Apesar de minoritários, os casos de empregadores que decidiram liberar espontaneamente suas empregadas vem crescendo na mesma proporção em que vídeos de seus depoimentos em defesa da medida têm viralizado nas redes sociais.

Moradora de Lauro de Freitas, na região metropolitana de Salvador, Edmilsa Nascimento Oliveira, 52, a Nena, trabalhou pela última vez na quarta-feira, 18, data em que as aulas das redes municipal de Salvador e estadual da Bahia foram suspensas.
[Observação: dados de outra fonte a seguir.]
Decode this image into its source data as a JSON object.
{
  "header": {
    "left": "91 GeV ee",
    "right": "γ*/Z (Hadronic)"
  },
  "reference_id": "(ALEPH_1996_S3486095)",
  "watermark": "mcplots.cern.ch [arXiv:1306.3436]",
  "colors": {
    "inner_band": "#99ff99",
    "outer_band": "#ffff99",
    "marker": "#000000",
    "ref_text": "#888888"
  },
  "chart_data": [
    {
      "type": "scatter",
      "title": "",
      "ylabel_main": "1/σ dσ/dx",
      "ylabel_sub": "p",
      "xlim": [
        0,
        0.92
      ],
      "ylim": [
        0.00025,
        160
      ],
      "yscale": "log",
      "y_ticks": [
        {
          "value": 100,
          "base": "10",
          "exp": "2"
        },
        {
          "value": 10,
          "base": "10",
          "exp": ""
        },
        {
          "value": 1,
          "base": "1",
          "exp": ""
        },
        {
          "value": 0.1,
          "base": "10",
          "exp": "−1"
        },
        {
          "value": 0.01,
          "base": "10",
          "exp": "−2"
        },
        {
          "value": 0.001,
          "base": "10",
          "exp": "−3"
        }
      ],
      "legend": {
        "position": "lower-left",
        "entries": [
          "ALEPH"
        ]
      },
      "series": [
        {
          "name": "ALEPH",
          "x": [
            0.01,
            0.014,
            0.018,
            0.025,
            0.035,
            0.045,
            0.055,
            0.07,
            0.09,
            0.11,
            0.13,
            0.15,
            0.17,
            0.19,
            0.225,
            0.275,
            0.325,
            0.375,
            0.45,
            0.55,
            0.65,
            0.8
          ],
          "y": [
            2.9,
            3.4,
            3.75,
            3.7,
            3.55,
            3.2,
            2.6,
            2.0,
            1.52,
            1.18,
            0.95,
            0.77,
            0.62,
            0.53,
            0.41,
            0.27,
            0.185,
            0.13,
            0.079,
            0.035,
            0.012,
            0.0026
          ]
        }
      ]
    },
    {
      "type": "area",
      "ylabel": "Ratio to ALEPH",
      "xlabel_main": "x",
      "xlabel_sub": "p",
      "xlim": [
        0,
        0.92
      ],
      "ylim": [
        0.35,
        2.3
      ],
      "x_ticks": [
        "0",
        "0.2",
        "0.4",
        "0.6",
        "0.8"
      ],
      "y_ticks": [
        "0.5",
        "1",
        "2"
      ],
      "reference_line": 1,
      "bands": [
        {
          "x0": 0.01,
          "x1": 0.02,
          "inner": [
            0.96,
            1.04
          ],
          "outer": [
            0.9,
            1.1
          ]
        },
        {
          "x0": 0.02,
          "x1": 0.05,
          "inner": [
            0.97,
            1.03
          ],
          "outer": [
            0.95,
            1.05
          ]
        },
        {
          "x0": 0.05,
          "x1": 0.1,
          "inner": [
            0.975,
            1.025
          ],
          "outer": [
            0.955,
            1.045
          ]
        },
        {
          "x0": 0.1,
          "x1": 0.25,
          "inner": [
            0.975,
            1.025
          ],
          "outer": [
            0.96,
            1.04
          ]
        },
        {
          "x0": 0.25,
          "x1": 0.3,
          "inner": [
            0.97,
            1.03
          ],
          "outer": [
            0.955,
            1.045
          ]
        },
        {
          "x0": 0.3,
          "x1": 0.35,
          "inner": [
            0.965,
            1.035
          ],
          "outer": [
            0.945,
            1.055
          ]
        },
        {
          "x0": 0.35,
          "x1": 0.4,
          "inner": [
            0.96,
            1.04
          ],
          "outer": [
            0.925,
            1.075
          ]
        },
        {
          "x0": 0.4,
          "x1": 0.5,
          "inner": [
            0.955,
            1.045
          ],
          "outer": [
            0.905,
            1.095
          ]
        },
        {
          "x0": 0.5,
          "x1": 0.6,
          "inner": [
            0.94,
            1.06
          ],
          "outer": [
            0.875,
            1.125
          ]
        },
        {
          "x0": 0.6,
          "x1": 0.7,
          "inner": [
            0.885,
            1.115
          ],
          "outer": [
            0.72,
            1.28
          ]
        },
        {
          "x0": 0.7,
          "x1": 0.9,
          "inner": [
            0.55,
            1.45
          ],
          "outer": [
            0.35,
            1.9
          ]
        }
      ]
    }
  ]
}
As férias que Nena só teria direito de gozar em dezembro foram antecipadas pelos patrões.

"Foi bom porque cada um pode se cuidar em sua casa, mas eu não vejo a hora de voltar", confessa Nena. O acordo foi de afastamento por 15 dias, prorrogável por mais 15, caso as medidas de restrição continuem em vigor.

"Antecipamos as férias dela a partir do momento em que entendemos que não seria mais seguro pra nenhum de nós continuar circulando e interagindo", explica a produtora cultural e jornalista Brenda Medeiros, 46, que atualmente divide as funções de Nena com o marido, o servidor público Fred Wiering, 51, e o filho do casal, Artur, 10, no apartamento onde vivem, na Barra.

"Agora eu lavo louça, coloco a comida dos gatos e penduro a roupa da máquina no varal", conta Artur, que também 'se vira nos 30' com o aspirador de pó.

"Estamos dando conta do recado, sei lá até quando", brinca Wiering, a quem coube na divisão de tarefas a responsabilidade de substituir Nena em seu ponto forte, a cozinha. A família é unânime em apontar a hora do almoço como o momento em que a ausência de Nena bate mais forte.

"A Nena é uma cozinheira de mão cheia, mas não posso criticar pra não desestimular. Ontem meu marido fez um almoço ótimo, que era alguma coisa entre um arroz de carreteiro e um risoto", diz Brenda, que além de se divertir, procura tirar lições do novo momento. "É nessas horas que a gente aprende a dar mais valor a esse trabalho".